Photographing the Perilous Lives of Cambodia’s High Rise Construction Workers
VICE | 6 December 2016
Cambodia's construction industry is booming, but the lives of its
workers are perilous. With no safety equipment, regulations, or incident
reports, builders are treated as disposable. Every month, there's
another story of one falling to their death. And government inspections
aren't exactly routine, it's a sector that has been left to essentially
regulate itself.
I first came into contact with construction
workers in Phnom Penh while working for a local newspaper back in 2014.

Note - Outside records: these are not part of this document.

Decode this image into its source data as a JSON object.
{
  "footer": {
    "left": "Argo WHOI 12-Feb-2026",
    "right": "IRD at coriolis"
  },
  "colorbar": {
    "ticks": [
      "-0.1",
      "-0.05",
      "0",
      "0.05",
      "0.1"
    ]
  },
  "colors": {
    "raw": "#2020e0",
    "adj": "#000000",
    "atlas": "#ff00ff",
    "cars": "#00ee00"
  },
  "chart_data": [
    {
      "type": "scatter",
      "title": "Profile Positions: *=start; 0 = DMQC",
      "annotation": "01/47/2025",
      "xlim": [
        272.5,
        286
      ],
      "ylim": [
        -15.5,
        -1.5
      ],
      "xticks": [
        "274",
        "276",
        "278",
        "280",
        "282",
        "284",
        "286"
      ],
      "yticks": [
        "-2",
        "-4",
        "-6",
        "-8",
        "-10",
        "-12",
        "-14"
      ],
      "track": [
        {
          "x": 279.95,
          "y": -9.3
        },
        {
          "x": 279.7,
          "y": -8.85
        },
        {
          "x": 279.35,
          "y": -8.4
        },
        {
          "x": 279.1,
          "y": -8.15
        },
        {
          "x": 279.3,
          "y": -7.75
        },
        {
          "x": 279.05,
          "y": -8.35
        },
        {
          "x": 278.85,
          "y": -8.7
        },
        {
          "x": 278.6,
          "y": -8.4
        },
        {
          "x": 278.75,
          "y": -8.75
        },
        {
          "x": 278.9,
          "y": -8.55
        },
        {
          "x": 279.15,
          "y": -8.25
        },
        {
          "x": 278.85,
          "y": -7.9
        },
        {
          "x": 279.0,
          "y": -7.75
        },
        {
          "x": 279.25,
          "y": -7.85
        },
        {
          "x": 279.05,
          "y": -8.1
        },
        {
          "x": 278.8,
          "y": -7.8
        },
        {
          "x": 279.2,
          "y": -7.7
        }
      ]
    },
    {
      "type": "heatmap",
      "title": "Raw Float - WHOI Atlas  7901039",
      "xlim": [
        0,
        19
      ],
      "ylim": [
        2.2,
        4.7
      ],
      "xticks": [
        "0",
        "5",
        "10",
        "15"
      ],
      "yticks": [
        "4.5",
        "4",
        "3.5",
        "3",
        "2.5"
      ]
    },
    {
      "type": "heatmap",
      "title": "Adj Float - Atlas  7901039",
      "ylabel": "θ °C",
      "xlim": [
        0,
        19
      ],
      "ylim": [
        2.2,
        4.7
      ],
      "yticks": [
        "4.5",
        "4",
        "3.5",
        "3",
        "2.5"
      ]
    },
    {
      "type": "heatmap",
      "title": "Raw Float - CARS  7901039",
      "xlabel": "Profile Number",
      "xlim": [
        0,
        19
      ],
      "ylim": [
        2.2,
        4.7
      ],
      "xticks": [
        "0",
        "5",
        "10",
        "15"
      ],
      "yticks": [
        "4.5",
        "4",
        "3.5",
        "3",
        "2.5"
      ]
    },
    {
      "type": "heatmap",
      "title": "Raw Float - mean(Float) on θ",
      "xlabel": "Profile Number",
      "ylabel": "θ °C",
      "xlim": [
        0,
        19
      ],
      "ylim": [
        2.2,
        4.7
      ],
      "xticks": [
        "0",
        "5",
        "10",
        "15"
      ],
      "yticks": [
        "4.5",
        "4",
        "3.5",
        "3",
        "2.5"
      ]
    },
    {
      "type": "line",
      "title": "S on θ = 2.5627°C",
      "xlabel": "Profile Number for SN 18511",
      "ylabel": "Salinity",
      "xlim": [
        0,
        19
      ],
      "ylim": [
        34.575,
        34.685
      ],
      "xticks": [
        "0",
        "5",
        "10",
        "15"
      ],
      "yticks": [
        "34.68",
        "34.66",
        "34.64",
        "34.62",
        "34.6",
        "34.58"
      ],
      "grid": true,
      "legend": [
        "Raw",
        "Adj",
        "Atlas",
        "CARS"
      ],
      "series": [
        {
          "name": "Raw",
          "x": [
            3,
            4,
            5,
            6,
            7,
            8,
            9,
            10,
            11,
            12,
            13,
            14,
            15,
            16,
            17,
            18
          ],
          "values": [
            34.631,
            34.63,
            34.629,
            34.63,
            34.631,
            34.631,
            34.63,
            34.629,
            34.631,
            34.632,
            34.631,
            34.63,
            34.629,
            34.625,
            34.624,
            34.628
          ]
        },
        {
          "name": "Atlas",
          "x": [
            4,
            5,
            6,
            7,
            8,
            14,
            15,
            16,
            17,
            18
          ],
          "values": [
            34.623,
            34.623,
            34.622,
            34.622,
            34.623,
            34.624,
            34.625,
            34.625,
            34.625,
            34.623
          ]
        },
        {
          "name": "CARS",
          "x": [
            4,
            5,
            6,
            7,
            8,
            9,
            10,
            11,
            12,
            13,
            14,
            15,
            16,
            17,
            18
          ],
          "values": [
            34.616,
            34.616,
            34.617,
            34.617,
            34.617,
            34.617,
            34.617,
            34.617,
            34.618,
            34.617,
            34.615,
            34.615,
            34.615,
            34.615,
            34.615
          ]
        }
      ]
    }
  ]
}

I've been photographing them ever since, as the high rises continue to
go up. I've met entire families who live on building sites, confined to
small shelters built from leftover wood. I've met workers who work 11
storeys high without safety harnesses, wearing flip flops on their feet.
Many risk their lives daily in order to provide for their families or
pay off debts.
US-based labour rights group Solidarity Center
estimates Cambodia's construction sector workforce to be 300,000
strong, with an average salary of about $7 per day for unskilled
labourers. They fear it will take a massive, unavoidable accident to
usher in long-overdue changes. Such an accident is probably inevitable.
"Until
something really bad happens, it's hard to expect progress," says
Solidarity Center director William Conklin. "It would take a major
construction accident, a lot of loss of life, and even then I don't know
if changes would be sustained. It's sad that you have to say that."